“‘Why am I here?’ All the time I’ve been thinking, is someone going to ask me that?!” Marni’s Francesco Risso—a picture of rude health, tanned with his curly hair both grey and platinum, sporting a BrownMill tee emblazoned with the legend Leading Our People To The Promised Land, the look somewhere between angel and satyr—started to laugh. It was a Manhattan Friday afternoon, and Risso was giving a preview of the collection that would be shown the next evening, with Marni making its NYC debut on a Brooklyn street nestling under a bridge, the trains audibly rumbling overhead.
Everyone from Paloma Elsesser to Tyler Mitchell to Lara Stone would appear in it; a cast of models and friends, though with Risso they’re one and the same, walking to a live soundtrack written by Dev Hynes and performed by The String Orchestra of Brooklyn. The show’s DUMBO location would be known to just about anyone who has ever visited New York and is in need of a photo op for the ’gram, but the Saturday night of that Marni show it would seem renewed, otherworldly, a veritable fashion happening—something Risso has proved himself rather adept at recently.
The afternoon of the preview, Risso was stood amidst racks of clothes in gorgeous, hallucinogenic, searingly bright colours, distressed mohair, papery leathers, mystical cobwebs of beads, and psychedelic panné velvets, the pieces punctuated every now and then by enormous and chicest ever squashy courier bags, their no-nonsense utilitarian shape turned off kilter by their puffy aeration.
But back to that burning (man) question: Why decamp from Milan? “I’ve been wanting to explore for a while,” Risso said. “It means understanding things from a different perspective, connecting with different people. It feels refreshing. There’s a lot of learning as well and I’m up for that, every fucking second. Ever since America opened its borders last December I’ve been here, I don’t know, maybe 20 times. Still,” he went on, “it’s not really news, because everyone is out in some other realm in some way or other.”
He’s not wrong. We’d barely stopped double-masking before the fashion circus had started its world tour again, alighting here, there, and everywhere. Some can feel like flash-the-mega-cash extravaganzas, strategic corporate exercises in brand visibility. Yet Risso’s arrival Stateside feels like it comes from a place of curiosity, of challenge, of risk: How can we get out of the moribund, straight back to business way of doing things?
The answer: Maybe destabilize and decentralize it all, stop putting the designer on a pedestal, start to rethink all the relationships between brand, creator, audience, and those actually buying the stuff. Come together, join forces. I know, I know, it can all sound like a particularly deadly case of kumbaya. But here’s the thing: Aren’t we all feeling the need to connect in ways that feel more real and meaningful?
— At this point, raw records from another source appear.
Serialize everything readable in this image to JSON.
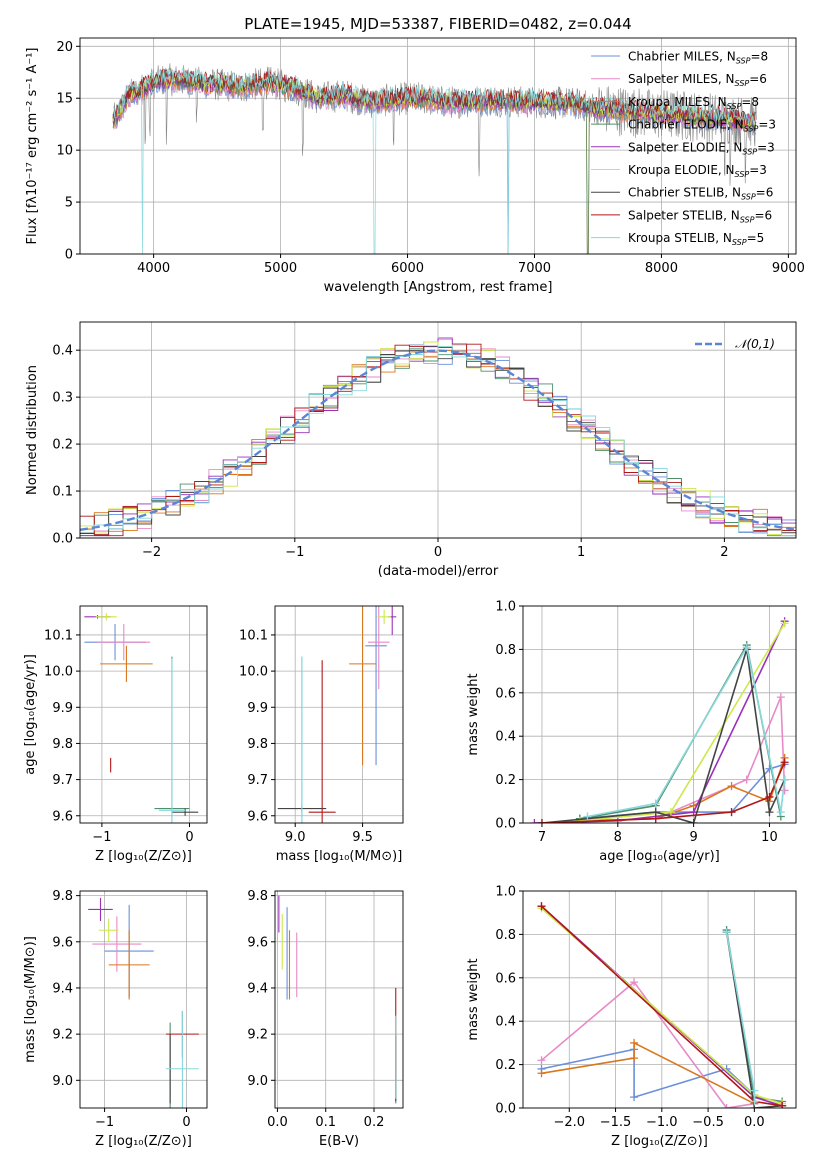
{
  "chart_data": [
    {
      "type": "line",
      "title": "PLATE=1945, MJD=53387, FIBERID=0482, z=0.044",
      "xlabel": "wavelength [Angstrom, rest frame]",
      "ylabel": "Flux [fλ10⁻¹⁷ erg cm⁻² s⁻¹ A⁻¹]",
      "xlim": [
        3420,
        9060
      ],
      "ylim": [
        0,
        20.8
      ],
      "xticks": [
        4000,
        5000,
        6000,
        7000,
        8000,
        9000
      ],
      "yticks": [
        0,
        5,
        10,
        15,
        20
      ],
      "legend_position": "top-right",
      "series": [
        {
          "name": "Chabrier MILES, N",
          "sub": "SSP",
          "eq": "=8",
          "color": "#6a8fdb"
        },
        {
          "name": "Salpeter MILES, N",
          "sub": "SSP",
          "eq": "=6",
          "color": "#e88ac8"
        },
        {
          "name": "Kroupa MILES, N",
          "sub": "SSP",
          "eq": "=8",
          "color": "#d9771e"
        },
        {
          "name": "Chabrier ELODIE, N",
          "sub": "SSP",
          "eq": "=3",
          "color": "#4f8f6b"
        },
        {
          "name": "Salpeter ELODIE, N",
          "sub": "SSP",
          "eq": "=3",
          "color": "#9b30b8"
        },
        {
          "name": "Kroupa ELODIE, N",
          "sub": "SSP",
          "eq": "=3",
          "color": "#cde84a"
        },
        {
          "name": "Chabrier STELIB, N",
          "sub": "SSP",
          "eq": "=6",
          "color": "#444444"
        },
        {
          "name": "Salpeter STELIB, N",
          "sub": "SSP",
          "eq": "=6",
          "color": "#b01818"
        },
        {
          "name": "Kroupa STELIB, N",
          "sub": "SSP",
          "eq": "=5",
          "color": "#86d8dc"
        }
      ],
      "data_color": "#888888",
      "continuum": {
        "x": [
          3700,
          3800,
          3900,
          4000,
          4100,
          4300,
          4500,
          4700,
          4900,
          5100,
          5300,
          5500,
          5700,
          5900,
          6100,
          6300,
          6500,
          6700,
          6900,
          7100,
          7300,
          7500,
          7700,
          7900,
          8100,
          8300,
          8500,
          8700
        ],
        "y": [
          13.0,
          15.2,
          15.8,
          16.5,
          16.8,
          16.6,
          16.3,
          16.1,
          16.5,
          16.0,
          15.0,
          15.3,
          14.6,
          14.9,
          15.0,
          14.6,
          14.7,
          14.8,
          14.6,
          14.6,
          14.5,
          14.0,
          13.8,
          13.5,
          13.4,
          13.2,
          13.0,
          12.7
        ]
      }
    },
    {
      "type": "area",
      "xlabel": "(data-model)/error",
      "ylabel": "Normed distribution",
      "xlim": [
        -2.5,
        2.5
      ],
      "ylim": [
        0,
        0.46
      ],
      "xticks": [
        -2,
        -1,
        0,
        1,
        2
      ],
      "yticks": [
        0.0,
        0.1,
        0.2,
        0.3,
        0.4
      ],
      "legend_position": "top-right",
      "legend": "𝒩(0,1)",
      "gaussian_color": "#5b86d6",
      "bin_width": 0.1,
      "colors": [
        "#6a8fdb",
        "#e88ac8",
        "#d9771e",
        "#4f8f6b",
        "#9b30b8",
        "#cde84a",
        "#444444",
        "#b01818",
        "#86d8dc"
      ]
    },
    {
      "type": "scatter",
      "xlabel": "Z [log₁₀(Z/Z⊙)]",
      "ylabel": "age  [log₁₀(age/yr)]",
      "xlim": [
        -1.25,
        0.2
      ],
      "ylim": [
        9.58,
        10.18
      ],
      "xticks": [
        -1,
        0
      ],
      "yticks": [
        9.6,
        9.7,
        9.8,
        9.9,
        10.0,
        10.1
      ],
      "points": [
        {
          "x": -0.85,
          "y": 10.08,
          "xe": 0.35,
          "ye": 0.05,
          "c": 0
        },
        {
          "x": -0.75,
          "y": 10.08,
          "xe": 0.3,
          "ye": 0.05,
          "c": 1
        },
        {
          "x": -0.72,
          "y": 10.02,
          "xe": 0.3,
          "ye": 0.05,
          "c": 2
        },
        {
          "x": -0.2,
          "y": 9.62,
          "xe": 0.2,
          "ye": 0.42,
          "c": 3
        },
        {
          "x": -1.05,
          "y": 10.15,
          "xe": 0.15,
          "ye": 0.005,
          "c": 4
        },
        {
          "x": -0.95,
          "y": 10.15,
          "xe": 0.12,
          "ye": 0.01,
          "c": 5
        },
        {
          "x": -0.05,
          "y": 9.61,
          "xe": 0.15,
          "ye": 0.01,
          "c": 6
        },
        {
          "x": -0.9,
          "y": 9.74,
          "xe": 0.0,
          "ye": 0.02,
          "c": 7
        },
        {
          "x": -0.2,
          "y": 9.615,
          "xe": 0.15,
          "ye": 0.42,
          "c": 8
        }
      ]
    },
    {
      "type": "scatter",
      "xlabel": "mass [log₁₀(M/M⊙)]",
      "xlim": [
        8.85,
        9.8
      ],
      "ylim": [
        9.58,
        10.18
      ],
      "xticks": [
        9.0,
        9.5
      ],
      "yticks": [
        9.6,
        9.7,
        9.8,
        9.9,
        10.0,
        10.1
      ],
      "points": [
        {
          "x": 9.6,
          "y": 10.07,
          "xe": 0.08,
          "ye": 0.33,
          "c": 0
        },
        {
          "x": 9.62,
          "y": 10.08,
          "xe": 0.08,
          "ye": 0.13,
          "c": 1
        },
        {
          "x": 9.5,
          "y": 10.02,
          "xe": 0.1,
          "ye": 0.28,
          "c": 2
        },
        {
          "x": 9.05,
          "y": 9.62,
          "xe": 0.0,
          "ye": 0.42,
          "c": 3
        },
        {
          "x": 9.72,
          "y": 10.15,
          "xe": 0.03,
          "ye": 0.05,
          "c": 4
        },
        {
          "x": 9.66,
          "y": 10.15,
          "xe": 0.05,
          "ye": 0.02,
          "c": 5
        },
        {
          "x": 9.05,
          "y": 9.62,
          "xe": 0.18,
          "ye": 0.01,
          "c": 6
        },
        {
          "x": 9.2,
          "y": 9.61,
          "xe": 0.1,
          "ye": 0.42,
          "c": 7
        },
        {
          "x": 9.05,
          "y": 9.62,
          "xe": 0.0,
          "ye": 0.42,
          "c": 8
        }
      ]
    },
    {
      "type": "line",
      "xlabel": "age  [log₁₀(age/yr)]",
      "ylabel": "mass weight",
      "xlim": [
        6.75,
        10.35
      ],
      "ylim": [
        0,
        1.0
      ],
      "xticks": [
        7,
        8,
        9,
        10
      ],
      "yticks": [
        0.0,
        0.2,
        0.4,
        0.6,
        0.8,
        1.0
      ],
      "series": [
        {
          "c": 0,
          "x": [
            7.5,
            8.5,
            9.5,
            10.0,
            10.2
          ],
          "y": [
            0.02,
            0.05,
            0.05,
            0.25,
            0.27
          ]
        },
        {
          "c": 1,
          "x": [
            8.5,
            9.7,
            10.15,
            10.2
          ],
          "y": [
            0.02,
            0.2,
            0.58,
            0.15
          ]
        },
        {
          "c": 2,
          "x": [
            7.5,
            8.5,
            9.0,
            9.5,
            10.0,
            10.2
          ],
          "y": [
            0.01,
            0.02,
            0.08,
            0.17,
            0.1,
            0.3
          ]
        },
        {
          "c": 3,
          "x": [
            7.5,
            8.5,
            9.7,
            10.15
          ],
          "y": [
            0.02,
            0.08,
            0.82,
            0.03
          ]
        },
        {
          "c": 4,
          "x": [
            6.9,
            8.0,
            9.0,
            10.2
          ],
          "y": [
            0.0,
            0.01,
            0.05,
            0.93
          ]
        },
        {
          "c": 5,
          "x": [
            7.5,
            8.7,
            10.2
          ],
          "y": [
            0.01,
            0.05,
            0.92
          ]
        },
        {
          "c": 6,
          "x": [
            7.0,
            8.5,
            9.0,
            9.7,
            10.0,
            10.2
          ],
          "y": [
            0.0,
            0.05,
            0.0,
            0.8,
            0.05,
            0.2
          ]
        },
        {
          "c": 7,
          "x": [
            7.0,
            8.5,
            9.5,
            10.0,
            10.2
          ],
          "y": [
            0.0,
            0.02,
            0.05,
            0.12,
            0.28
          ]
        },
        {
          "c": 8,
          "x": [
            7.6,
            8.5,
            9.7,
            10.15,
            10.2
          ],
          "y": [
            0.03,
            0.09,
            0.81,
            0.05,
            0.2
          ]
        }
      ]
    },
    {
      "type": "scatter",
      "xlabel": "Z [log₁₀(Z/Z⊙)]",
      "ylabel": "mass [log₁₀(M/M⊙)]",
      "xlim": [
        -1.3,
        0.25
      ],
      "ylim": [
        8.88,
        9.82
      ],
      "xticks": [
        -1,
        0
      ],
      "yticks": [
        9.0,
        9.2,
        9.4,
        9.6,
        9.8
      ],
      "points": [
        {
          "x": -0.7,
          "y": 9.56,
          "xe": 0.3,
          "ye": 0.2,
          "c": 0
        },
        {
          "x": -0.85,
          "y": 9.59,
          "xe": 0.3,
          "ye": 0.12,
          "c": 1
        },
        {
          "x": -0.7,
          "y": 9.5,
          "xe": 0.25,
          "ye": 0.15,
          "c": 2
        },
        {
          "x": -0.2,
          "y": 9.05,
          "xe": 0.0,
          "ye": 0.2,
          "c": 3
        },
        {
          "x": -1.05,
          "y": 9.74,
          "xe": 0.15,
          "ye": 0.05,
          "c": 4
        },
        {
          "x": -0.95,
          "y": 9.65,
          "xe": 0.12,
          "ye": 0.05,
          "c": 5
        },
        {
          "x": -0.2,
          "y": 9.05,
          "xe": 0.0,
          "ye": 0.15,
          "c": 6
        },
        {
          "x": -0.05,
          "y": 9.2,
          "xe": 0.2,
          "ye": 0.1,
          "c": 7
        },
        {
          "x": -0.05,
          "y": 9.05,
          "xe": 0.2,
          "ye": 0.25,
          "c": 8
        }
      ]
    },
    {
      "type": "scatter",
      "xlabel": "E(B-V)",
      "xlim": [
        -0.005,
        0.26
      ],
      "ylim": [
        8.88,
        9.82
      ],
      "xticks": [
        0.0,
        0.1,
        0.2
      ],
      "yticks": [
        9.0,
        9.2,
        9.4,
        9.6,
        9.8
      ],
      "points": [
        {
          "x": 0.02,
          "y": 9.55,
          "xe": 0.0,
          "ye": 0.2,
          "c": 0
        },
        {
          "x": 0.04,
          "y": 9.5,
          "xe": 0.0,
          "ye": 0.14,
          "c": 1
        },
        {
          "x": 0.025,
          "y": 9.5,
          "xe": 0.0,
          "ye": 0.15,
          "c": 2
        },
        {
          "x": 0.245,
          "y": 9.05,
          "xe": 0.0,
          "ye": 0.15,
          "c": 3
        },
        {
          "x": 0.003,
          "y": 9.72,
          "xe": 0.0,
          "ye": 0.08,
          "c": 4
        },
        {
          "x": 0.01,
          "y": 9.6,
          "xe": 0.0,
          "ye": 0.12,
          "c": 5
        },
        {
          "x": 0.245,
          "y": 9.05,
          "xe": 0.0,
          "ye": 0.14,
          "c": 6
        },
        {
          "x": 0.245,
          "y": 9.2,
          "xe": 0.0,
          "ye": 0.2,
          "c": 7
        },
        {
          "x": 0.245,
          "y": 9.1,
          "xe": 0.0,
          "ye": 0.18,
          "c": 8
        }
      ]
    },
    {
      "type": "line",
      "xlabel": "Z [log₁₀(Z/Z⊙)]",
      "ylabel": "mass weight",
      "xlim": [
        -2.5,
        0.45
      ],
      "ylim": [
        0,
        1.0
      ],
      "xticks": [
        -2.0,
        -1.5,
        -1.0,
        -0.5,
        0.0
      ],
      "yticks": [
        0.0,
        0.2,
        0.4,
        0.6,
        0.8,
        1.0
      ],
      "series": [
        {
          "c": 0,
          "x": [
            -2.3,
            -1.3,
            -1.3,
            -0.3,
            0.0
          ],
          "y": [
            0.18,
            0.27,
            0.05,
            0.18,
            0.06
          ]
        },
        {
          "c": 1,
          "x": [
            -2.3,
            -1.3,
            -0.3,
            0.0,
            0.0
          ],
          "y": [
            0.22,
            0.58,
            0.0,
            0.02,
            0.05
          ]
        },
        {
          "c": 2,
          "x": [
            -2.3,
            -1.3,
            -1.3,
            0.0
          ],
          "y": [
            0.16,
            0.23,
            0.3,
            0.02
          ]
        },
        {
          "c": 3,
          "x": [
            -0.3,
            0.0,
            0.3
          ],
          "y": [
            0.82,
            0.05,
            0.03
          ]
        },
        {
          "c": 4,
          "x": [
            -2.3,
            0.0,
            0.3
          ],
          "y": [
            0.93,
            0.05,
            0.01
          ]
        },
        {
          "c": 5,
          "x": [
            -2.3,
            0.0,
            0.3
          ],
          "y": [
            0.92,
            0.06,
            0.02
          ]
        },
        {
          "c": 6,
          "x": [
            -0.3,
            0.0,
            0.3
          ],
          "y": [
            0.81,
            0.0,
            0.01
          ]
        },
        {
          "c": 7,
          "x": [
            -2.3,
            0.0,
            0.3
          ],
          "y": [
            0.93,
            0.03,
            0.01
          ]
        },
        {
          "c": 8,
          "x": [
            -0.3,
            0.0,
            0.0
          ],
          "y": [
            0.81,
            0.08,
            0.03
          ]
        }
      ]
    }
  ]
}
The community fostering of Risso’s feels attuned to where we are right now. “It’s not the ’90s anymore,” he said, “when brands spoke in very defined ways. Now you have to talk universally.”
In regards to that last assertion, with his spring 2023 collection Risso put his clothes where his mouth is. With a colour palette inspired by the changing light over the course of a day in the Italian countryside (something he observed while holidaying in his homeland) he offered up a strong collection that felt more streamlined and minimalistic than those he has done lately, despite the intense colourations and textures going on. There were classically tailored square shouldered coats, blazers, and suits (Mitchell looked particularly snappy in his lilac-y velvet one). Fantastic flock velvet jeans, cut to be super-flared.
Filmy rib knits contoured close to the body, some with ‘sleeves’ trailing from the waistband, or extra neck holes, which created circular decollete cutouts, regardless of the gender wearing them. “The body is completely the protagonist in this collection,” Risso said. “Everything is built in jerseys, knitwear, things that, actually, they go with the body rather than against it. Even the leather is the softest leather that exists.” The collection had other conceits based on the circle, be it the swooping looped trains on the dresses or the groovy abstract sunrises rendered in satin on tees.
That was another universality. While Risso might have been thinking about his days from dawn to dusk in Italy, haven’t we all been attuned to the cadence of time in our lives? (I mean: How many sunrises and sunsets did you like during the lockdown, particularly those primal Stonehenge-y type ones in Manhattan; a reminder that life could go on with the same rhythm as breathing.)
As for Risso, he’s already thinking about where on earth the sun might rise on his next Marni collection. He’s in no rush to go back to Milan, not until the brand’s 30th anniversary in 2024, at least. Travel does more than just broaden the mind, in his view. “I can’t wait to be on the other side of the planet but, also, to see how it can burst the bubbles that we like to create in fashion.”